Friend Mendl, then quotes Clausewitz (more often cited than read) in saying the political has to guide the military is a truism, as "the political" is simply what thoughts go through our minds as we set about with our planning. What's the ideological glue that coheres this massive attempt at cooperation? What follows is almost robotic, and gets faster and more precise with practice, which is what drilling is all about.  Martial artists are always looping through their moves in various hypertoon scenarios.

We get to Kissinger and ample citations to a dogma that military might makes for influence on the world stage. That truism, combined with a lot of zero sum game misassumptions endemic to English speakers, but not only English speakers, has led us to the threshold of mutually assured destruction, a cliffhanger for sure.

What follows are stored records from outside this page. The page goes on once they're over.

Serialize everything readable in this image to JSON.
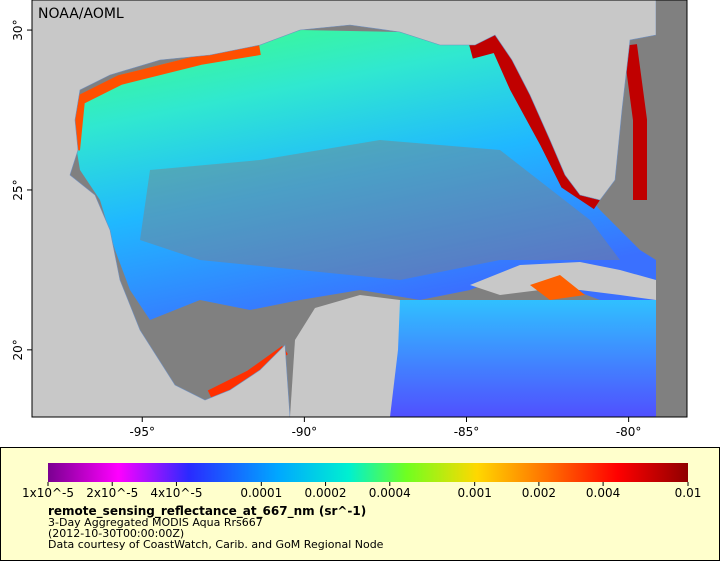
{
  "map": {
    "credit": "NOAA/AOML",
    "xlim": [
      -98.4,
      -78.2
    ],
    "ylim": [
      17.9,
      30.94
    ],
    "xticks": [
      {
        "value": -95,
        "label": "-95°"
      },
      {
        "value": -90,
        "label": "-90°"
      },
      {
        "value": -85,
        "label": "-85°"
      },
      {
        "value": -80,
        "label": "-80°"
      }
    ],
    "yticks": [
      {
        "value": 20,
        "label": "20°"
      },
      {
        "value": 25,
        "label": "25°"
      },
      {
        "value": 30,
        "label": "30°"
      }
    ]
  },
  "colorbar": {
    "scale": "log",
    "range": [
      1e-05,
      0.01
    ],
    "ticks": [
      {
        "value": 1e-05,
        "label": "1x10^-5"
      },
      {
        "value": 2e-05,
        "label": "2x10^-5"
      },
      {
        "value": 4e-05,
        "label": "4x10^-5"
      },
      0.0001,
      0.0002,
      0.0004,
      0.001,
      0.002,
      0.004,
      0.01
    ],
    "title": "remote_sensing_reflectance_at_667_nm (sr^-1)",
    "lines": [
      "3-Day Aggregated MODIS Aqua Rrs667",
      "(2012-10-30T00:00:00Z)",
      "Data courtesy of CoastWatch, Carib. and GoM Regional Node"
    ]
  }
}
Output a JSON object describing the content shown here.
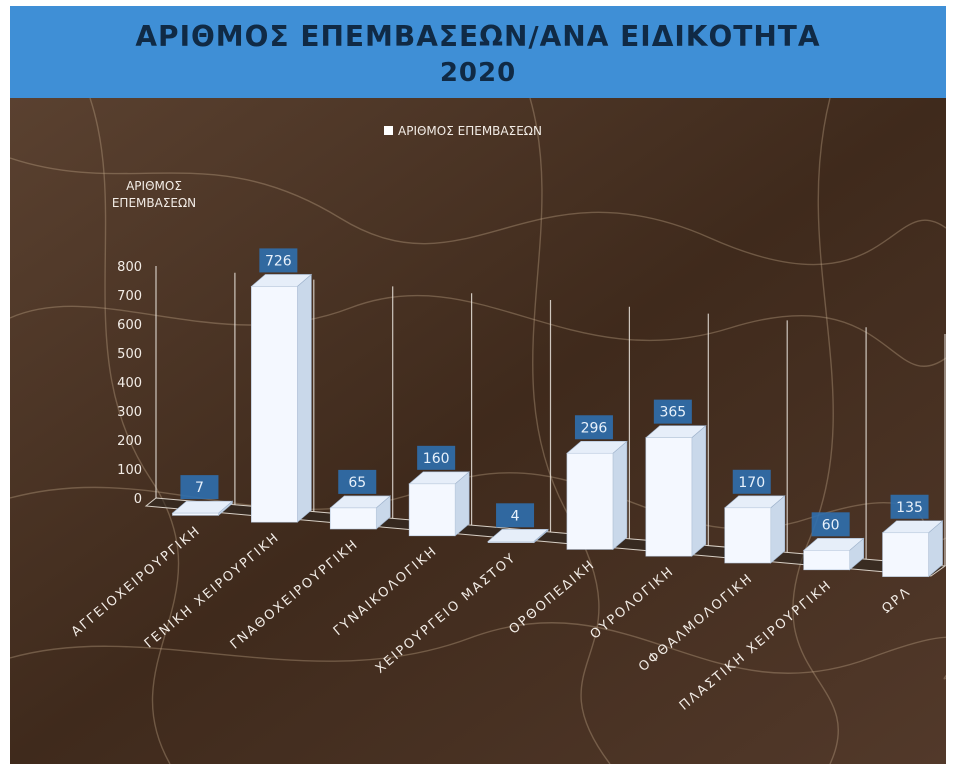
{
  "chart_data": {
    "type": "bar",
    "title": "ΑΡΙΘΜΟΣ ΕΠΕΜΒΑΣΕΩΝ/ΑΝΑ ΕΙΔΙΚΟΤΗΤΑ",
    "subtitle": "2020",
    "ylabel": [
      "ΑΡΙΘΜΟΣ",
      "ΕΠΕΜΒΑΣΕΩΝ"
    ],
    "xlabel": "",
    "ylim": [
      0,
      800
    ],
    "yticks": [
      0,
      100,
      200,
      300,
      400,
      500,
      600,
      700,
      800
    ],
    "legend": {
      "position": "top",
      "entries": [
        "ΑΡΙΘΜΟΣ ΕΠΕΜΒΑΣΕΩΝ"
      ]
    },
    "categories": [
      "ΑΓΓΕΙΟΧΕΙΡΟΥΡΓΙΚΗ",
      "ΓΕΝΙΚΗ ΧΕΙΡΟΥΡΓΙΚΗ",
      "ΓΝΑΘΟΧΕΙΡΟΥΡΓΙΚΗ",
      "ΓΥΝΑΙΚΟΛΟΓΙΚΗ",
      "ΧΕΙΡΟΥΡΓΕΙΟ ΜΑΣΤΟΥ",
      "ΟΡΘΟΠΕΔΙΚΗ",
      "ΟΥΡΟΛΟΓΙΚΗ",
      "ΟΦΘΑΛΜΟΛΟΓΙΚΗ",
      "ΠΛΑΣΤΙΚΗ ΧΕΙΡΟΥΡΓΙΚΗ",
      "ΩΡΛ"
    ],
    "series": [
      {
        "name": "ΑΡΙΘΜΟΣ ΕΠΕΜΒΑΣΕΩΝ",
        "values": [
          7,
          726,
          65,
          160,
          4,
          296,
          365,
          170,
          60,
          135
        ]
      }
    ],
    "grid": true,
    "style": "3d-column",
    "colors": {
      "bar_front": "#f4f8ff",
      "bar_side": "#c9d8ea",
      "bar_top": "#e6eef9",
      "data_label_bg": "#2f6fae",
      "title_bg": "#3f8fd6",
      "title_text": "#102a45",
      "background": "#4a3222",
      "text": "#f2ece6"
    }
  }
}
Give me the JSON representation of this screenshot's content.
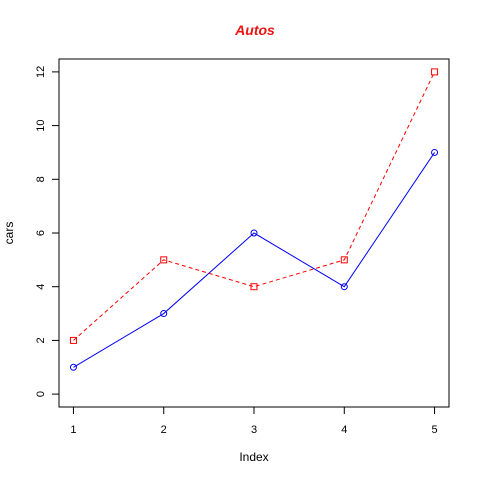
{
  "chart_data": {
    "type": "line",
    "title": "Autos",
    "title_color": "#ee1111",
    "xlabel": "Index",
    "ylabel": "cars",
    "x": [
      1,
      2,
      3,
      4,
      5
    ],
    "x_ticks": [
      "1",
      "2",
      "3",
      "4",
      "5"
    ],
    "y_ticks": [
      "0",
      "2",
      "4",
      "6",
      "8",
      "10",
      "12"
    ],
    "xlim": [
      0.84,
      5.16
    ],
    "ylim": [
      -0.48,
      12.48
    ],
    "grid": false,
    "series": [
      {
        "values": [
          1,
          3,
          6,
          4,
          9
        ],
        "color": "#0000ff",
        "line_style": "solid",
        "marker": "circle"
      },
      {
        "values": [
          2,
          5,
          4,
          5,
          12
        ],
        "color": "#ff0000",
        "line_style": "dashed",
        "marker": "square"
      }
    ]
  }
}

Back to my point about George Fox as cut from cloth similar to that of a military leader, I think Quakers around Oliver Cromwell's time, on through William Penn, got some appreciation from the war rooms for at least having done some homework. They didn't walk in and immediately start kneeling or handing out pamphlets or other inappropriate behaviors (pouring lamb's blood on everything). They speak knowingly of the chessboard (if not a go board) and have constructive things to say.

This Pendle Hill Pamphlet (#247) contributes in that direction. Having come out several decades ago, there's no hint of our curriculum changes in the lower grades around geometry, bringing the context of world game to American literature, as E. J. Applewhite predicted and helped make happen. I'm not saying every public or private school shares anything about all of the focal points my own students all know about. Not in early 2017.  However the garden had been planted, the memes released, much earlier in the 1900s. Osmosis takes time. At least Quakers were doing their homework.